Six TFG “members of parliament” were among the 40 people killed when an al-Shabaab suicide squad stormed the al-Muna hotel in Mogadishu on Tuesday, but there will be no by-elections to replace them. They were never elected in the first place. The TFG made no progress in reuniting the country, and now its surviving members sit surrounded by al-Shabaab fighters who control most of the sprawling capital.
Southern Somalia has been trapped in an unending civil war since the last real government collapsed in 1991, but the current round of killing was triggered when the United States invited Ethiopia to invade the country in 2006. This was a bit high-handed, especially since Ethiopia was Somalia’s traditional enemy, but Washington’s aim was to destroy the “Islamic Courts ” in Somalia.
The TFG failed utterly to impose its authority and restore order in Somalia, but the Islamic Courts Union took a different approach. Its roots were in the merchant class in Mogadishu, who simply wanted a safer environment to do business in, and they understood that Islam was the only common ground on which all of the country’s fissiparous clans and militias might be brought together again.

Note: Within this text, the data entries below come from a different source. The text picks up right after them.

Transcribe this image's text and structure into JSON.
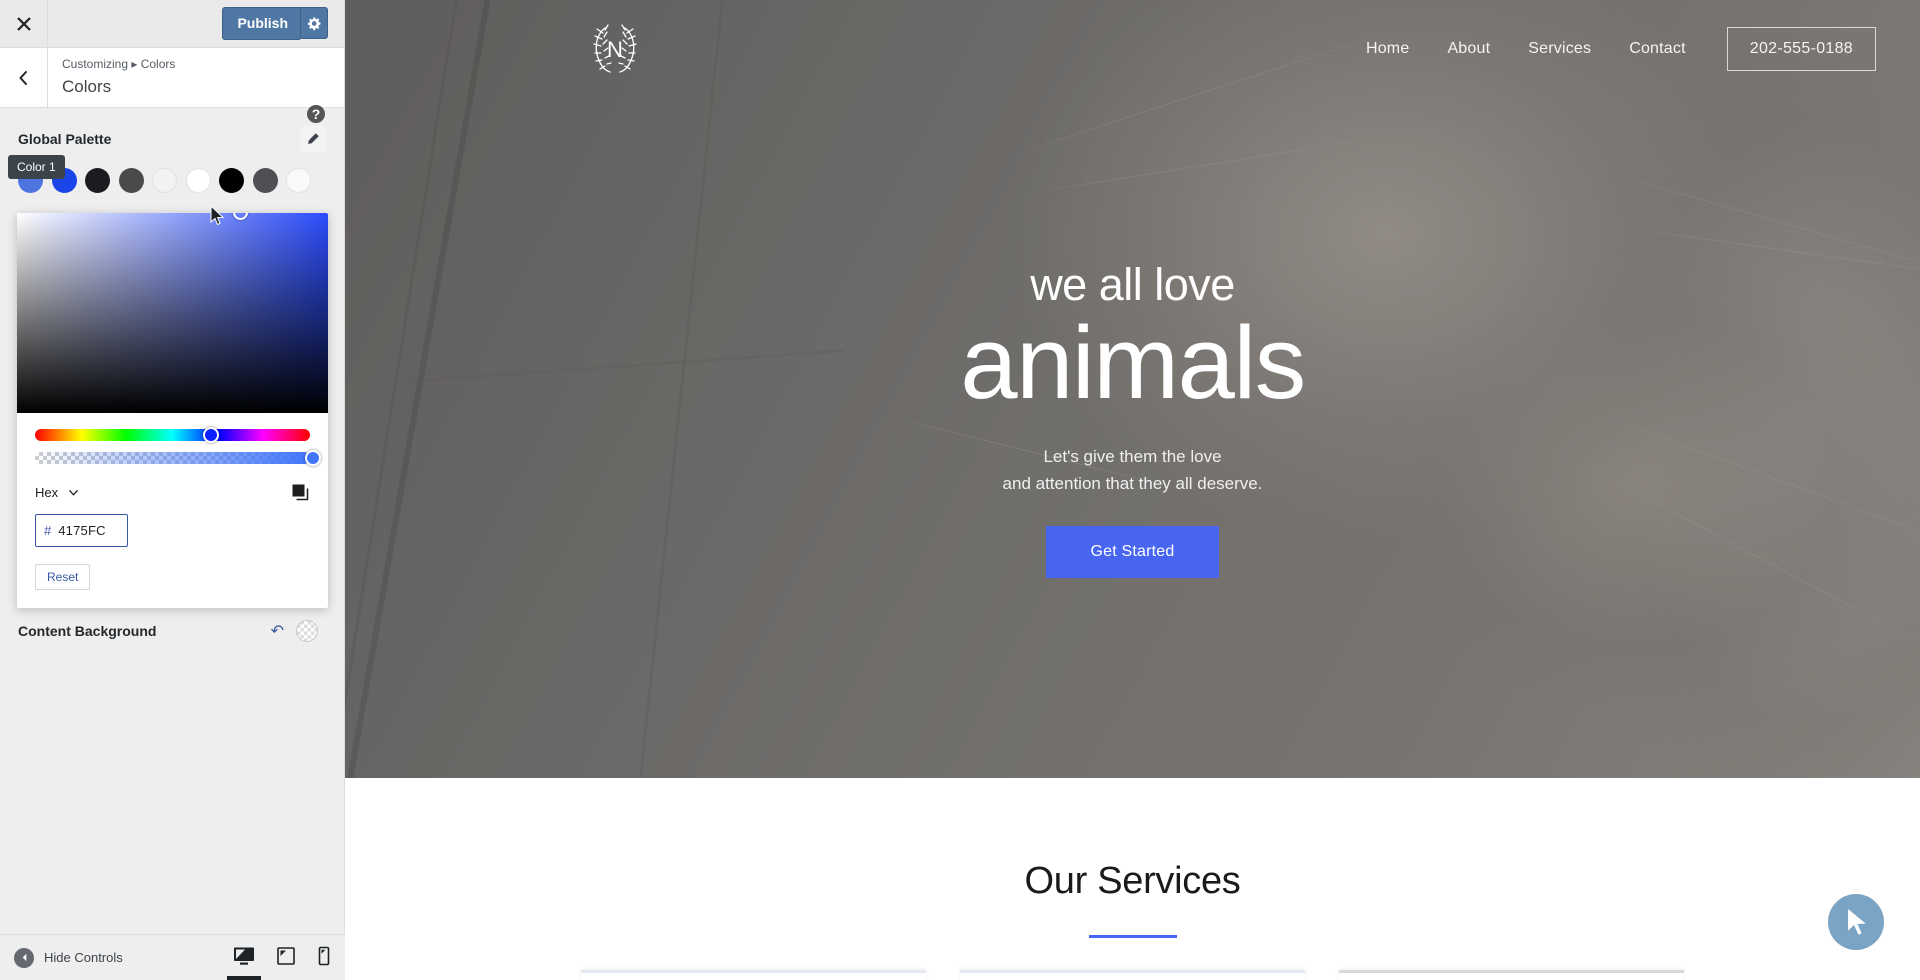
{
  "customizer": {
    "close_label": "Close",
    "publish_label": "Publish",
    "publish_settings_icon": "gear-icon",
    "back_icon": "chevron-left-icon",
    "breadcrumb": "Customizing ▸ Colors",
    "panel_title": "Colors",
    "help_icon": "help-question-icon",
    "global_palette_label": "Global Palette",
    "edit_icon": "pencil-icon",
    "tooltip": "Color 1",
    "swatches": [
      {
        "name": "color-1",
        "hex": "#4e74e0"
      },
      {
        "name": "color-2",
        "hex": "#1a45e8"
      },
      {
        "name": "color-3",
        "hex": "#1c1c20"
      },
      {
        "name": "color-4",
        "hex": "#4a4a4d"
      },
      {
        "name": "color-5",
        "hex": "#f2f2f2"
      },
      {
        "name": "color-6",
        "hex": "#ffffff"
      },
      {
        "name": "color-7",
        "hex": "#000000"
      },
      {
        "name": "color-8",
        "hex": "#4f5055"
      },
      {
        "name": "color-9",
        "hex": "#fafafa"
      }
    ],
    "picker": {
      "format_label": "Hex",
      "format_caret_icon": "chevron-down-icon",
      "copy_icon": "copy-icon",
      "hash_symbol": "#",
      "hex_value": "4175FC",
      "reset_label": "Reset",
      "selected_color": "#4175FC"
    },
    "content_background": {
      "label": "Content Background",
      "undo_icon": "undo-icon",
      "swatch_icon": "transparent-swatch-icon"
    },
    "footer": {
      "hide_controls_label": "Hide Controls",
      "collapse_icon": "collapse-left-icon",
      "devices": [
        {
          "name": "desktop",
          "icon": "desktop-icon",
          "active": true
        },
        {
          "name": "tablet",
          "icon": "tablet-icon",
          "active": false
        },
        {
          "name": "mobile",
          "icon": "mobile-icon",
          "active": false
        }
      ]
    }
  },
  "site": {
    "logo": {
      "letter": "N",
      "icon": "laurel-wreath-logo"
    },
    "nav": [
      {
        "label": "Home"
      },
      {
        "label": "About"
      },
      {
        "label": "Services"
      },
      {
        "label": "Contact"
      }
    ],
    "phone": "202-555-0188",
    "hero": {
      "line1": "we all love",
      "line2": "animals",
      "sub_line1": "Let's give them the love",
      "sub_line2": "and attention that they all deserve.",
      "cta_label": "Get Started",
      "cta_color": "#4865f0"
    },
    "services": {
      "title": "Our Services",
      "rule_color": "#4865f0"
    },
    "cursor_badge_icon": "pointer-cursor-icon"
  }
}
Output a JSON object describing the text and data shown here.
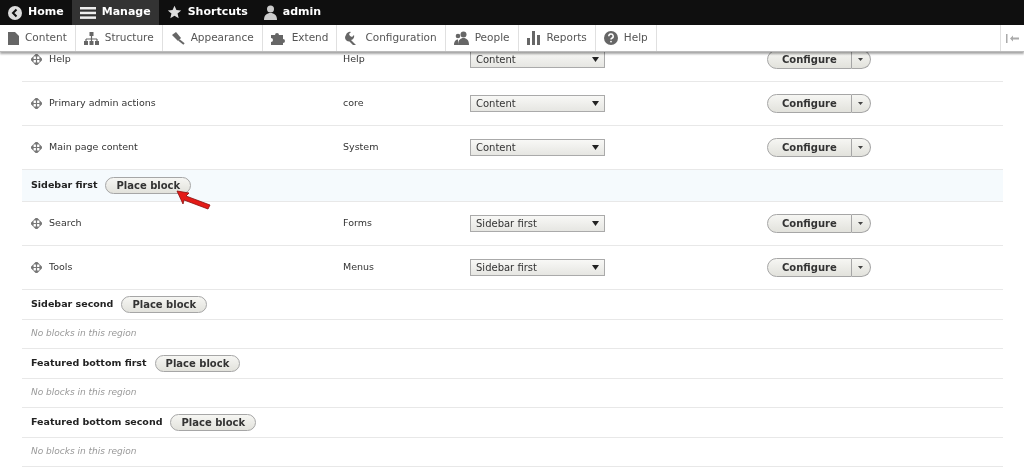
{
  "toolbar": [
    {
      "label": "Home",
      "selected": false
    },
    {
      "label": "Manage",
      "selected": true
    },
    {
      "label": "Shortcuts",
      "selected": false
    },
    {
      "label": "admin",
      "selected": false
    }
  ],
  "tray": [
    {
      "label": "Content"
    },
    {
      "label": "Structure"
    },
    {
      "label": "Appearance"
    },
    {
      "label": "Extend"
    },
    {
      "label": "Configuration"
    },
    {
      "label": "People"
    },
    {
      "label": "Reports"
    },
    {
      "label": "Help"
    }
  ],
  "rows": [
    {
      "kind": "block",
      "name": "Help",
      "category": "Help",
      "region": "Content",
      "action": "Configure"
    },
    {
      "kind": "block",
      "name": "Primary admin actions",
      "category": "core",
      "region": "Content",
      "action": "Configure"
    },
    {
      "kind": "block",
      "name": "Main page content",
      "category": "System",
      "region": "Content",
      "action": "Configure"
    },
    {
      "kind": "region",
      "name": "Sidebar first",
      "button": "Place block",
      "highlighted": true,
      "arrow": true
    },
    {
      "kind": "block",
      "name": "Search",
      "category": "Forms",
      "region": "Sidebar first",
      "action": "Configure"
    },
    {
      "kind": "block",
      "name": "Tools",
      "category": "Menus",
      "region": "Sidebar first",
      "action": "Configure"
    },
    {
      "kind": "region",
      "name": "Sidebar second",
      "button": "Place block",
      "highlighted": false,
      "arrow": false
    },
    {
      "kind": "empty",
      "text": "No blocks in this region"
    },
    {
      "kind": "region",
      "name": "Featured bottom first",
      "button": "Place block",
      "highlighted": false,
      "arrow": false
    },
    {
      "kind": "empty",
      "text": "No blocks in this region"
    },
    {
      "kind": "region",
      "name": "Featured bottom second",
      "button": "Place block",
      "highlighted": false,
      "arrow": false
    },
    {
      "kind": "empty",
      "text": "No blocks in this region"
    }
  ]
}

The Islamic courts, applying Shariah law, were the instrument by which the society would gradually be brought back under the rule of law — and for about six months, it worked amazingly well. The zones of peace and order spread throughout southern Somalia, the epicenter of the fighting, and trade and employment revived. A made-in-Somalia solution had spontaneously emerged from the chaos.
Inevitably, some of the younger supporters of the Islamic Courts movement enjoyed ranting in public about the virtues of al-Qaida, the wickedness of Americans, and other matters of which they knew little. Almost every popular movement has a radical youth wing that specializes in saying stupid and provocative things. It is the job of the adults, inside and outside the organization, to contain their excesses and not to panic.
Alas, the United States panicked, or at least its intelligence agencies did. The mere word “Islamic” set off alarm bells in the Bush administration, which had the lamentable habit of shooting first and thinking later.